Human Hepatocyte ApplicationsRecommended Products

Use a collagenase supplemented with a neutral protease for human hepatocyte applications.

Collagenase MA

Cat # 001-2030

AOF BP Protease

Cat # 003-1000

The recommended formulation for a purified enzyme mixture to isolate human hepatocytes was based on the biochemical analysis of a “good lot” of Sigma Type XI (Lot 044K8638) that the Stephen Strom’s laboratory at University of Pittsburgh used for human hepatocyte isolation. Further characterization of cells isolated with the purified enzyme mixture or the Lot 044K8638 showed there was no difference in the characteristics of the recovered hepatocytes.(1)

Modified Seglen’s Two-Step Isolation MethodRecommended Method

Human hepatocyte isolation uses the same steps that Seglen applied in his description of a two step process for rat hepatocyte isolation.(2) The primary difference between rat and human hepatocyte isolation is the handling of the liver tissue. The three common sources of tissue are:

RESECTED SURGICAL TISSUE

Surgically resected liver tissue which is discarded as part of a surgical procedure.

The use of surgically resected liver tissue requires two additional steps before following the Seglen cell isolation procedure.

LEFT LOBE

The left lobe of the unused liver from an organ donor which is smaller than the right lobe of the liver.

The same steps of the Seglen procedure are used for digesting the left liver lobe (i.e., the smallest lobe).

ENTIRE LIVER

The entire liver from an unused liver from an organ donor.

The same steps of the Seglen procedure are used for digesting the entire organ.

RESECTED SURGICAL TISSUE EXTRA STEPS

First, the resected tissue should only have one cut surface which should be sealed with medical glue to prevent uncontrolled leakage of the enzyme solution from the tissue.

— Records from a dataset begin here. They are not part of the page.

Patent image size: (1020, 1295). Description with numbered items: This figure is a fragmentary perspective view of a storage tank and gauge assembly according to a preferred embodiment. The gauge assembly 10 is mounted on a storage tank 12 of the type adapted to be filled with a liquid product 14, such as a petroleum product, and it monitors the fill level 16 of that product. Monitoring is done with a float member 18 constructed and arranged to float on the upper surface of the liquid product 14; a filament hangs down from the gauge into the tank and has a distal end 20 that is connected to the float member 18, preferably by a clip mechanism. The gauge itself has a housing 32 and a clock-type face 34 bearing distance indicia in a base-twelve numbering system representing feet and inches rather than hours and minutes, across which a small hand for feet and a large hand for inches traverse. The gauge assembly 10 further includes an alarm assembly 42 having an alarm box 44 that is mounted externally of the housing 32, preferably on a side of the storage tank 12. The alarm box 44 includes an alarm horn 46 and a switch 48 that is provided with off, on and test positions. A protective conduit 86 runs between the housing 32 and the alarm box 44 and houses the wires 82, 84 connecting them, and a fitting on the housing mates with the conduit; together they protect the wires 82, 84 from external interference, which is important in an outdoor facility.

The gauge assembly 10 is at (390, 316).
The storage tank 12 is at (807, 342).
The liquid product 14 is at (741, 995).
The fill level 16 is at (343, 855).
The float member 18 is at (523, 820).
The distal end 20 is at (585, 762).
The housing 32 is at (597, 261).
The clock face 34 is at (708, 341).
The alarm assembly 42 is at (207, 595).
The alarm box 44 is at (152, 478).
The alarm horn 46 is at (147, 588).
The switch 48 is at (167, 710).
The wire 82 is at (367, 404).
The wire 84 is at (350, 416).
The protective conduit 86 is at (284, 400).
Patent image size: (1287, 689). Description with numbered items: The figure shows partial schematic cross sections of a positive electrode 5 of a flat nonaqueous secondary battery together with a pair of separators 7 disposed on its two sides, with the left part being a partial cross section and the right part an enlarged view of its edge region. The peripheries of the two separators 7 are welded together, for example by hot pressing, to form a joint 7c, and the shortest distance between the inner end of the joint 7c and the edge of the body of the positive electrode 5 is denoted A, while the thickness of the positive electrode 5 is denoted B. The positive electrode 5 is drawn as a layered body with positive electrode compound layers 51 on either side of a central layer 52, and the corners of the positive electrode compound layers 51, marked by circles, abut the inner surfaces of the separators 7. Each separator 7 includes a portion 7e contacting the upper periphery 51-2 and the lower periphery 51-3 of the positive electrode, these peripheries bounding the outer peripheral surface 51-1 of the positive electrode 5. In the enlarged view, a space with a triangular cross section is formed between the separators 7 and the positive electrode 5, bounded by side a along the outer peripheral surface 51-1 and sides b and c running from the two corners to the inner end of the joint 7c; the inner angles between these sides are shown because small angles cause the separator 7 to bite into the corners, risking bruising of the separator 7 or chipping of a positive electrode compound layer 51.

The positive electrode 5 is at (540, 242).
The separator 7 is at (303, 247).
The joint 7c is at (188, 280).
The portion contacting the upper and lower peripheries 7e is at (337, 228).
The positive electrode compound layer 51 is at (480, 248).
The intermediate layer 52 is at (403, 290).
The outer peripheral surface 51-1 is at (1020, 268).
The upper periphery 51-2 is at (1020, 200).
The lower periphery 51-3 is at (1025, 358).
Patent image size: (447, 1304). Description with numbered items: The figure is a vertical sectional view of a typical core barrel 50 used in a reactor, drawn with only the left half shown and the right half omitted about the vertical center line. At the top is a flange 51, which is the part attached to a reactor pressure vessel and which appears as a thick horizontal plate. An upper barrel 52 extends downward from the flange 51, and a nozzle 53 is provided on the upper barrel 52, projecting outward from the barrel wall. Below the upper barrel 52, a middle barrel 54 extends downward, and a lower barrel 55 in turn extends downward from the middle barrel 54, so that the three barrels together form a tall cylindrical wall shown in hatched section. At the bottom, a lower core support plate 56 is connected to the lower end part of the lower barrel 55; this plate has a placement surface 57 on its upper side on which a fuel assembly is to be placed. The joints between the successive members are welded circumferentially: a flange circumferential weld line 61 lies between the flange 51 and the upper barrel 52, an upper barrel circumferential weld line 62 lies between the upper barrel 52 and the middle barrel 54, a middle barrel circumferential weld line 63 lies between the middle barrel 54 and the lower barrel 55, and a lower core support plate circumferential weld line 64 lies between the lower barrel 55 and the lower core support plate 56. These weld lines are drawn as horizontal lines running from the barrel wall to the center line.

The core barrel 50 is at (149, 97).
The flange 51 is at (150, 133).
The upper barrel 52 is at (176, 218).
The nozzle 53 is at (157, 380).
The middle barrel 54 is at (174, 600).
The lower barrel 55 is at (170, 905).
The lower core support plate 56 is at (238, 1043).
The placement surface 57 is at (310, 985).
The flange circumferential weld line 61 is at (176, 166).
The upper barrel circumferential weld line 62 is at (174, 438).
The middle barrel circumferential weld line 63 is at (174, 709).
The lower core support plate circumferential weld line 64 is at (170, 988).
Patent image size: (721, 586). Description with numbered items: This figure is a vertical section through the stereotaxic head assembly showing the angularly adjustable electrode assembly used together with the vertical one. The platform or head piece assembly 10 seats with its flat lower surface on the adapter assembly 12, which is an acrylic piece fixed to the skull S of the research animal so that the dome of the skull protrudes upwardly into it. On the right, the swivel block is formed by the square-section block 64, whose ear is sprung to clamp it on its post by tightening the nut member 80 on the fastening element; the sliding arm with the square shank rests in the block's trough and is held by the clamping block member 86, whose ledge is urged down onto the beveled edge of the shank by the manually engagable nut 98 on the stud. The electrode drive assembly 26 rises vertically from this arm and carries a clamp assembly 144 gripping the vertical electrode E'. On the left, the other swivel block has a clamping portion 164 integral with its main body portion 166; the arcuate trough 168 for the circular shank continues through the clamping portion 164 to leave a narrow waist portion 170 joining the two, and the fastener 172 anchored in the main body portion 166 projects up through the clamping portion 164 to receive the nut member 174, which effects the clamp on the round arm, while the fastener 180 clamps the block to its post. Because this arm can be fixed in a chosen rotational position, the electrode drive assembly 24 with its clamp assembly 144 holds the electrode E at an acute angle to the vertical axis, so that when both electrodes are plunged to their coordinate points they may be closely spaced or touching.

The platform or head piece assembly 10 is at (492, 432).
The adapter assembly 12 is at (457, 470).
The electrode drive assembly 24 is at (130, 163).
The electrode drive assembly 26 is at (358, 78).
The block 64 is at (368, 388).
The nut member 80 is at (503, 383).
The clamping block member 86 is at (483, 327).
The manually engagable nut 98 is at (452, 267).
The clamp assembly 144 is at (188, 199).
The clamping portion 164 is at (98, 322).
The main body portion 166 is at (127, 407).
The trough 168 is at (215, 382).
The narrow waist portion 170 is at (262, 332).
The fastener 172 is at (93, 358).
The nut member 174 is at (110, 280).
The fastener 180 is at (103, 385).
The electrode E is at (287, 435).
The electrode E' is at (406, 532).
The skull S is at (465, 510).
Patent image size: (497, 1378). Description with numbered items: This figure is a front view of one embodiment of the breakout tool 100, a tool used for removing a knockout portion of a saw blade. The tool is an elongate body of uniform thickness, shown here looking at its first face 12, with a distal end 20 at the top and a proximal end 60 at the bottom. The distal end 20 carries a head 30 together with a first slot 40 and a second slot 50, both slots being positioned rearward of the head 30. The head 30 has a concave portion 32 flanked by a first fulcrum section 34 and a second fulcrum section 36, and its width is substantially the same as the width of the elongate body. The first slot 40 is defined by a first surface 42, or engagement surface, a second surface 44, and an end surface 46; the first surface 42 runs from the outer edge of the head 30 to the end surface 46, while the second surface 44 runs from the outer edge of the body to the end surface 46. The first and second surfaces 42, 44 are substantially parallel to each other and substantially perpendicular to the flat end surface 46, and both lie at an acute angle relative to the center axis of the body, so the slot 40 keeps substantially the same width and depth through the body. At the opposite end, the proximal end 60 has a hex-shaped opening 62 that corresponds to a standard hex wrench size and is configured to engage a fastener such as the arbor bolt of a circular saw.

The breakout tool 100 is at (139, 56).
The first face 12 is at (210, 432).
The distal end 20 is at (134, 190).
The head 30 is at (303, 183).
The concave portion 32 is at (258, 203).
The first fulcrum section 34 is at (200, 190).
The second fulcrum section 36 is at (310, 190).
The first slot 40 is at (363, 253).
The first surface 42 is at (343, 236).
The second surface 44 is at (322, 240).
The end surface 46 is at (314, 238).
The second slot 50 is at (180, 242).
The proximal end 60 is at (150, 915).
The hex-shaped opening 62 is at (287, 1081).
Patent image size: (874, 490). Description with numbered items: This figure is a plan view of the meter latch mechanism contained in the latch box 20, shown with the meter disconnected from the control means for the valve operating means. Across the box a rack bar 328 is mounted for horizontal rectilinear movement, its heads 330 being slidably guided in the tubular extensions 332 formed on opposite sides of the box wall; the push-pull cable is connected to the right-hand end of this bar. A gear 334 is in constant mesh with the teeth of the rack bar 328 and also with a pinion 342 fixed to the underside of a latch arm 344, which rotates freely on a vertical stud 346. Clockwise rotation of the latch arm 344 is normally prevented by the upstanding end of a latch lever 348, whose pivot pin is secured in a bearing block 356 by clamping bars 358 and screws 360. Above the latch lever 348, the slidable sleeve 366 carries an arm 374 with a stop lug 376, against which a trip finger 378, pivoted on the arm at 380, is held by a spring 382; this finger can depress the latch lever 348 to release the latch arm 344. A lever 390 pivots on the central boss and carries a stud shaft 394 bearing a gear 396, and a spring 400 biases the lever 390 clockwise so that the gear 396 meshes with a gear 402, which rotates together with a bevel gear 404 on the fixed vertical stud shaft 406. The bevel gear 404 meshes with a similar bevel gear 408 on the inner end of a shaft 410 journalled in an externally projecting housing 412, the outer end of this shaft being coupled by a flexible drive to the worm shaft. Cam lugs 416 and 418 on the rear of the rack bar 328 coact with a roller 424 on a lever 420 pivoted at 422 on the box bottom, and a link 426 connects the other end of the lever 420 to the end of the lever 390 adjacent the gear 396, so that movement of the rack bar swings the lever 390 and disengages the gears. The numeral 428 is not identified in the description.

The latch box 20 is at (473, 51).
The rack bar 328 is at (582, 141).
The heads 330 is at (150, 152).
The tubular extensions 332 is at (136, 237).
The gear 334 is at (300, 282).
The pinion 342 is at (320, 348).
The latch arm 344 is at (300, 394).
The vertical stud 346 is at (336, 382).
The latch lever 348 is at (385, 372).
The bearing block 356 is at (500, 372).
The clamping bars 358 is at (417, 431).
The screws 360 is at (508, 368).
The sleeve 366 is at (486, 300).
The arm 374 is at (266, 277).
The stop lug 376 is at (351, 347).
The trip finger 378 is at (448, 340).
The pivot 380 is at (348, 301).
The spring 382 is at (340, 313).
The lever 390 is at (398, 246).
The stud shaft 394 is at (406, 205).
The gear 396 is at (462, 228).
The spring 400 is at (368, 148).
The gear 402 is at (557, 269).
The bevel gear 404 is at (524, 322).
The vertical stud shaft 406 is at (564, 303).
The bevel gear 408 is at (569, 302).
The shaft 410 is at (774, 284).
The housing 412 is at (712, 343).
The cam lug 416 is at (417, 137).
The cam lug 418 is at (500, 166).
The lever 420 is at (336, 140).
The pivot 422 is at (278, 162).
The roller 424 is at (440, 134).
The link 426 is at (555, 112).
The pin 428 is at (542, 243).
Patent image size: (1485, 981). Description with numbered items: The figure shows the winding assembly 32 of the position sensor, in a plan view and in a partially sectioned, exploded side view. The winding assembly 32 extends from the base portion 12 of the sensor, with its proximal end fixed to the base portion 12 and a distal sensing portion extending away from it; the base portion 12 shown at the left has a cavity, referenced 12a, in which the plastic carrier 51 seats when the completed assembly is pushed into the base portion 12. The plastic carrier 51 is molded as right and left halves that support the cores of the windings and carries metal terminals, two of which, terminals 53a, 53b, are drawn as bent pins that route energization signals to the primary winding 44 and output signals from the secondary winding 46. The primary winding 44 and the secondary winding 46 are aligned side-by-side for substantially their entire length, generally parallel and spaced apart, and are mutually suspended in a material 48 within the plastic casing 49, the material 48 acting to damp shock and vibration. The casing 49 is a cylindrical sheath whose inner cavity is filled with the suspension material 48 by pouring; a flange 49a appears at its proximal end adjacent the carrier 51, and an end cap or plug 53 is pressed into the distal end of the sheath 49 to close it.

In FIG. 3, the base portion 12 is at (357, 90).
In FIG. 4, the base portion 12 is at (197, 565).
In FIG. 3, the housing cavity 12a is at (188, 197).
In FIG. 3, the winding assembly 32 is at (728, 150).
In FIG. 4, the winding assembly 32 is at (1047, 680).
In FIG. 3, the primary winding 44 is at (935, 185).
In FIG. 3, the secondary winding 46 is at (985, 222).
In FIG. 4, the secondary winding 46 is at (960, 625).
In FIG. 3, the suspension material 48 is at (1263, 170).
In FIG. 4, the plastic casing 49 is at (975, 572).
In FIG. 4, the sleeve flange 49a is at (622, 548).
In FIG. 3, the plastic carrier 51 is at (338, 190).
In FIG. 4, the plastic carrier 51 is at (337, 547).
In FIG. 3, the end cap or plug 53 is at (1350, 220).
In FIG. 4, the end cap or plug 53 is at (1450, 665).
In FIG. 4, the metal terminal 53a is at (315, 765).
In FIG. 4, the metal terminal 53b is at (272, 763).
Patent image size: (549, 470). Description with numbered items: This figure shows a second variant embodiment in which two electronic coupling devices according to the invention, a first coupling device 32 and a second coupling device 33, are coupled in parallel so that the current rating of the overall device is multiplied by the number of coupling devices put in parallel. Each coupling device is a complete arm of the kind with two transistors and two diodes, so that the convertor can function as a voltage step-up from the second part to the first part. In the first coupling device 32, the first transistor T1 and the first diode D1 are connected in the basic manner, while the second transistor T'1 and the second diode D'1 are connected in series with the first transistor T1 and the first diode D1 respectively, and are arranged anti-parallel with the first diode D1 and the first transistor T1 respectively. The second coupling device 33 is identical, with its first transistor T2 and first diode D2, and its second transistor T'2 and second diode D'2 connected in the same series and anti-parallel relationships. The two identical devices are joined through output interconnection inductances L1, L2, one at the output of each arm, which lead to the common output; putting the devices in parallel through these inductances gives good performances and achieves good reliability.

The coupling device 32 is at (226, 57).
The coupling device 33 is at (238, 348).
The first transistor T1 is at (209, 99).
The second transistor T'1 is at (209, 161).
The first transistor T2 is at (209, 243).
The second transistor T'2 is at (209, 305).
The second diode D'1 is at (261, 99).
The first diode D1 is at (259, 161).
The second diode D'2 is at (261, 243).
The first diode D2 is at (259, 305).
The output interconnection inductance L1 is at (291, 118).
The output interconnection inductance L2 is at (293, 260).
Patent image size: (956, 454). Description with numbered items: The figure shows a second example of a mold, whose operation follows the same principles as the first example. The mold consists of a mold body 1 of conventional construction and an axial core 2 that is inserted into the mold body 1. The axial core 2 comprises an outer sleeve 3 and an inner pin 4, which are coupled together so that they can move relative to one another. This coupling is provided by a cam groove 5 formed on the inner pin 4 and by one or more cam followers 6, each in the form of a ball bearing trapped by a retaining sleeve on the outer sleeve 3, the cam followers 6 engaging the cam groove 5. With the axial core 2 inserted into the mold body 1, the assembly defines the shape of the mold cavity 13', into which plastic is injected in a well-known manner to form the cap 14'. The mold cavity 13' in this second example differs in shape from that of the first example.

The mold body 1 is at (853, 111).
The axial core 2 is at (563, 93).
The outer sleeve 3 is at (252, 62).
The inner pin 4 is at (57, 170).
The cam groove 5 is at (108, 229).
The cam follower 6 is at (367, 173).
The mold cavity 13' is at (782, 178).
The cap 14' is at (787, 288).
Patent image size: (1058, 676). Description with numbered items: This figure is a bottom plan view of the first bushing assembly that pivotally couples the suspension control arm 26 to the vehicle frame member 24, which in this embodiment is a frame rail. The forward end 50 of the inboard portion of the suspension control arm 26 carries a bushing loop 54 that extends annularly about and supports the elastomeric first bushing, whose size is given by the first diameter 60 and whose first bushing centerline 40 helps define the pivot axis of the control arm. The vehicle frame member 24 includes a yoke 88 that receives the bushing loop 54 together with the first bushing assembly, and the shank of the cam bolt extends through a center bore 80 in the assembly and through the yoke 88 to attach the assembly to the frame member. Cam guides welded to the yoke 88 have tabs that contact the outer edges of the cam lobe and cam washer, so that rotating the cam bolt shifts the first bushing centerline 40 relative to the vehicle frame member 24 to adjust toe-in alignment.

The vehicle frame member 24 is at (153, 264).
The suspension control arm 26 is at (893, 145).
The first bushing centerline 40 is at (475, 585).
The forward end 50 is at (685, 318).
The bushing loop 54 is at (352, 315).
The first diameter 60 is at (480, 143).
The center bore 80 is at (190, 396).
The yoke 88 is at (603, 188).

Second, several blood vessels on the cut surface of the tissue must be evaluated for their ability to perfuse balanced salt solution to the entire tissue. After these vessels are selected, a cannula is surgically tied into each vessel. Any vessel that gave poor perfusion are surgically tied off. The enzyme solution delivered into the tissue via the cannula by using a syringe.

 

Several reports described human hepatocyte isolation in detail.(3-5) VitaCyte sponsored a webinar on “Collagenase selection and process optimization for high yield hepatocyte isolation” presented by Raf Witek. This webinar provides more insights into this procedure than found in the cited publications.

The recommended enzyme formulation for human hepatocyte isolation uses 2500 collagen degradation activity units (CDA U) of Collagenase MA and 2200 neutral protease activity (NPA) U per mL of enzyme solution.(1) This formulation has been routinely used by several commercial suppliers of cryopreserved human hepatocytes.

Expected Cell Yield

Human Adult Resected Tissue
30-40 million hepatocytes per g tissue

Human Pediatric Resected or Intact
50-75 million hepatocytes per g tissue

Perspectives

Hepatocyte yields are impacted by the warm and cold ischemia time of the excised tissue or organ. The ideal source is to recover hepatocytes from resected human liver surgical tissue. However, this requires careful handling of the tissue once it is handed off to pathology for evaluation. Recovery of hepatocytes from unused donor livers is usually ≥ 24 hours. The lower viabilities of the recovered cells leads many end users to use a Percoll separation step to remove dead cells.(6)

Hepatocyte cells

References

  1. Gramignoli R, Green M, Tahan V, Dorko K, Skvorak K, Marongiu F, et al. Development and application of purified tissue dissociation enzyme mixtures for human hepatocyte isolation. Cell Transplantation. 2012;21:1245-60.
  2. Seglen PO. Preparation of isolated rat liver cells. Methods Cell Biology. 1976;13:29-83.
  3. Gomez-Lechon MJ, Donato T, Ponsonda X, Fabra R, Trullenque R, Castell JV. Isolation, culture and use of human hepatocytes in drug research. In vitro Methods Pharmceutical Research. 1997:129-53.
  4. Bayliss M, Somers G. Isolation and culture of human hepatocytes. Methods in Molecular Medicine (Human Cell Culture Protocols). 2004 2004;107:249-67.
  5. LeCluyse EL, Alexandre E, Hamilton GA, Viollon-Abadie C, Coon DJ, Jolley S, et al. Isolation and culture of primary human hepatocytes. Methods Molecular Biology. 2005;290:207-29.
  6. Horner R, Gassner J, Kluge M, Tang P, Lippert S, Hillebrandt K, et al. Impact of Percoll purification on isolation of primary human hepatocytes. Scientific Reports. 2019;9:6542.